Source: Philips – Singapore
Proposed acquisition of Philips APAC Center for S$104.8m
- Centrally located at 622 Lorong 1 Toa Payoh
- Purchase consideration of S$104.8m
- c.6.0% discount to valuation of S$111.5m
- High occupancy of 95.7% with WALE of 4.5 years
- Initial NPI yield of 7.2% (6.8% post-cost)
- c.0.29% accretion to DPU
- Gearing to inch up slightly from 36.7% to c.37.1%
- Remaining land tenure of c.21 years
Philips’ APAC headquarters and innovation centre
- Sale and leaseback with Philips Electronics
- Philips occupies more than two-thirds of the property
- Total of 4 tenants in the property
- Six-storey building which comprises laboratory, R&D, warehouse and ancillary office space
- GFA of 37,975 sqm
Our thoughts
This acquisition came as a positive surprise for AREIT and is aligned with their strategic focus to grow its digital economy, and biomedical and lifesciences exposure.

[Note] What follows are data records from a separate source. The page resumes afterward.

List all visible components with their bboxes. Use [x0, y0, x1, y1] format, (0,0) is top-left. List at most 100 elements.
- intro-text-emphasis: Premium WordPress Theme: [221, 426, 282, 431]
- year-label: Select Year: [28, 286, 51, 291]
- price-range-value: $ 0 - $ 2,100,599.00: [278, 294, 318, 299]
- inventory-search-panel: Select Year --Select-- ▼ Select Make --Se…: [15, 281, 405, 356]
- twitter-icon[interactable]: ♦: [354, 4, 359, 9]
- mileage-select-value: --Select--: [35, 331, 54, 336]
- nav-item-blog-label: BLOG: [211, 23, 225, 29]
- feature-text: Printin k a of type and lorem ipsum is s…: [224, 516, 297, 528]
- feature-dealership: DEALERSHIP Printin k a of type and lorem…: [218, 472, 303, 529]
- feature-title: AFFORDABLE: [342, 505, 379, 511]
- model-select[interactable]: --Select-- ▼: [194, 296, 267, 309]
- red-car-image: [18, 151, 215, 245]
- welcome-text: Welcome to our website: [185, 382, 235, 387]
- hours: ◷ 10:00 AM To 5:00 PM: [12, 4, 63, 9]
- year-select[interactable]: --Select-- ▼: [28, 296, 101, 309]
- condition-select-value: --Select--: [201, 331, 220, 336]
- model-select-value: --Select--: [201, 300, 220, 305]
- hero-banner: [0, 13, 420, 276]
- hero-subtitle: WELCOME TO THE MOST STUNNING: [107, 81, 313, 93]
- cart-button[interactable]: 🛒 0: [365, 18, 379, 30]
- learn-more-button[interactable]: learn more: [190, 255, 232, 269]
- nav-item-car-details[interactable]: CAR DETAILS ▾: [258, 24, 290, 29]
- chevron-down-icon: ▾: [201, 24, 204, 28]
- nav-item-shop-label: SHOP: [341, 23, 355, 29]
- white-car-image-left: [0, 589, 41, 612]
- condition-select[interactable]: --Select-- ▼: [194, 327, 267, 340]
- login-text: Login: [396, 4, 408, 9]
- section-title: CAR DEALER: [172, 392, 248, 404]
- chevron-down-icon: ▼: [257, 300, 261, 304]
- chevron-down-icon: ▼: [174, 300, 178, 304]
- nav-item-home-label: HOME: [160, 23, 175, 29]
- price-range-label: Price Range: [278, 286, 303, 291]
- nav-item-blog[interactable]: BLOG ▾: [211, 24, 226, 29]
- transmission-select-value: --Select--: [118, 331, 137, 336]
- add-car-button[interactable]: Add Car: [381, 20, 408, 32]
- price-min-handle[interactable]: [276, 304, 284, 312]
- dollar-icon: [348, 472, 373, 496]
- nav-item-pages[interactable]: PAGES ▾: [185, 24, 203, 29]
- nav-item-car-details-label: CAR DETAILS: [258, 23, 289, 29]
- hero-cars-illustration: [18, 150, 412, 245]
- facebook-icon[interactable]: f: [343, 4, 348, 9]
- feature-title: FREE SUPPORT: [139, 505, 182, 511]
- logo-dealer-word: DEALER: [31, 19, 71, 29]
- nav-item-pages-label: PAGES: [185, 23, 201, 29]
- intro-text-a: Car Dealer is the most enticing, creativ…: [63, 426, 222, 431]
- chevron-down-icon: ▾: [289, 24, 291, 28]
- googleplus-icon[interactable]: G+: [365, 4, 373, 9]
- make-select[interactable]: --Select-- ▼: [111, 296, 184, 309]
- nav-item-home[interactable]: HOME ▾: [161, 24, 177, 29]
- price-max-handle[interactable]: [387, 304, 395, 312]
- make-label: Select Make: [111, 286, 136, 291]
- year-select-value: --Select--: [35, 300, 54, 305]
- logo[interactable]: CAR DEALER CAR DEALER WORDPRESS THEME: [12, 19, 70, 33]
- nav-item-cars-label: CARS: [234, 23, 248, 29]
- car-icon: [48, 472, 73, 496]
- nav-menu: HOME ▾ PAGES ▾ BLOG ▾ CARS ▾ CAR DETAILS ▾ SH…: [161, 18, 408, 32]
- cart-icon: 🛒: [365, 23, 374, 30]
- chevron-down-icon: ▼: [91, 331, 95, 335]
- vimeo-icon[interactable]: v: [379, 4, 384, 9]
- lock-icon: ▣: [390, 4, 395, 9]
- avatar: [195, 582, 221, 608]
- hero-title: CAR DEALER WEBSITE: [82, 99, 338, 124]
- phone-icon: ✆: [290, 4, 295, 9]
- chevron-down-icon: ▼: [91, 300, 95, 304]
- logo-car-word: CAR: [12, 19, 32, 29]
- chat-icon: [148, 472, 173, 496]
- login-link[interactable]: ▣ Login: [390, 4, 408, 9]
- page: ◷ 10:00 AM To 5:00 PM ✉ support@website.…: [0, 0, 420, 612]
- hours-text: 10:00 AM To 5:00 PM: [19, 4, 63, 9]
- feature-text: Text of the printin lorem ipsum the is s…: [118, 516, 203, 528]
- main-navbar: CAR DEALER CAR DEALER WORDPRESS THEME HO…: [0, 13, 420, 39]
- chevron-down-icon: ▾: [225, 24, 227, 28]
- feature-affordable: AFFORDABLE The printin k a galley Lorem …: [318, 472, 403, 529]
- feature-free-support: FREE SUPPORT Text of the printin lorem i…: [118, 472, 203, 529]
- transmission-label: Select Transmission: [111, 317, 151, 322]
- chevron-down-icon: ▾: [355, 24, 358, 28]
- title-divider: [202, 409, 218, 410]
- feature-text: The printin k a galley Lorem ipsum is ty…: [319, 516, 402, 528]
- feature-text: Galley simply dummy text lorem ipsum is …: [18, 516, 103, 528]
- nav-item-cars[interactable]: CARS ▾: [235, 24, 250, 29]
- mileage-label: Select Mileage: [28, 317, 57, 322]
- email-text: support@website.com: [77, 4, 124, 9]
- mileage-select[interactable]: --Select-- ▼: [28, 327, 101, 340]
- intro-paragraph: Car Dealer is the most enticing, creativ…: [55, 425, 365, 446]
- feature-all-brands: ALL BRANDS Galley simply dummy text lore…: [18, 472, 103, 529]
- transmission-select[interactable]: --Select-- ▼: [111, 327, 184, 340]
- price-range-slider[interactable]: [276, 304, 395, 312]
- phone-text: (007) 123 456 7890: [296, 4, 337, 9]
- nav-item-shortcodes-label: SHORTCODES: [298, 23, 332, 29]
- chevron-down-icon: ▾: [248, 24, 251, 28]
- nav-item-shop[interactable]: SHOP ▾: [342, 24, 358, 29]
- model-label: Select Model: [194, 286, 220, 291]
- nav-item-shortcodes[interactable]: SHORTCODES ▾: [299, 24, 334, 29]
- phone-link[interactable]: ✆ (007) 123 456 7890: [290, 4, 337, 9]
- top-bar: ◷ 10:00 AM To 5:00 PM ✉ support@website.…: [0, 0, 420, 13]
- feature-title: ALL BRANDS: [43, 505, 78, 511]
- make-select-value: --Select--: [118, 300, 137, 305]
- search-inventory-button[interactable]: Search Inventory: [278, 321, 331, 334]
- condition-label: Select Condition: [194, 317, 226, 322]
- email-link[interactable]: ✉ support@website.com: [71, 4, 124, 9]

Although the S$104.8m acquisition is small compared to its AUM of c.S$17bn, the accretion to DPU is a relatively healthy c.0.29%. We believe the acquisition will be funded by debt, and AREIT’s gearing will inch up slightly from 36.7% to c.37.1%, leaving them with ample debt headroom.
The initial NPI yield of c.6.8% (post-costs) is also relatively attractive although the remaining land tenure of the property is only c.21 years. We believe the central location of the property will continue to appeal to tenants and the anchor tenant, Philips Electronics, has only recently redeveloped the property in 2016 to transform it into its regional headquarters. In line with AREIT’s guidance that it will continue to be on the lookout for smaller acquisitions as portfolio deals are increasingly expensive, its healthy gearing will support fully debt-funded acquisitions and generate DPU accretion.
We remain optimistic on AREIT as the c.S$466m of ongoing projects is continue to drive earnings growth in the coming two years, while acquisitions of well-located industrial properties like this will generate DPU accretion going forward. We will be maintaining our BUY recommendation with a TP of S$3.65.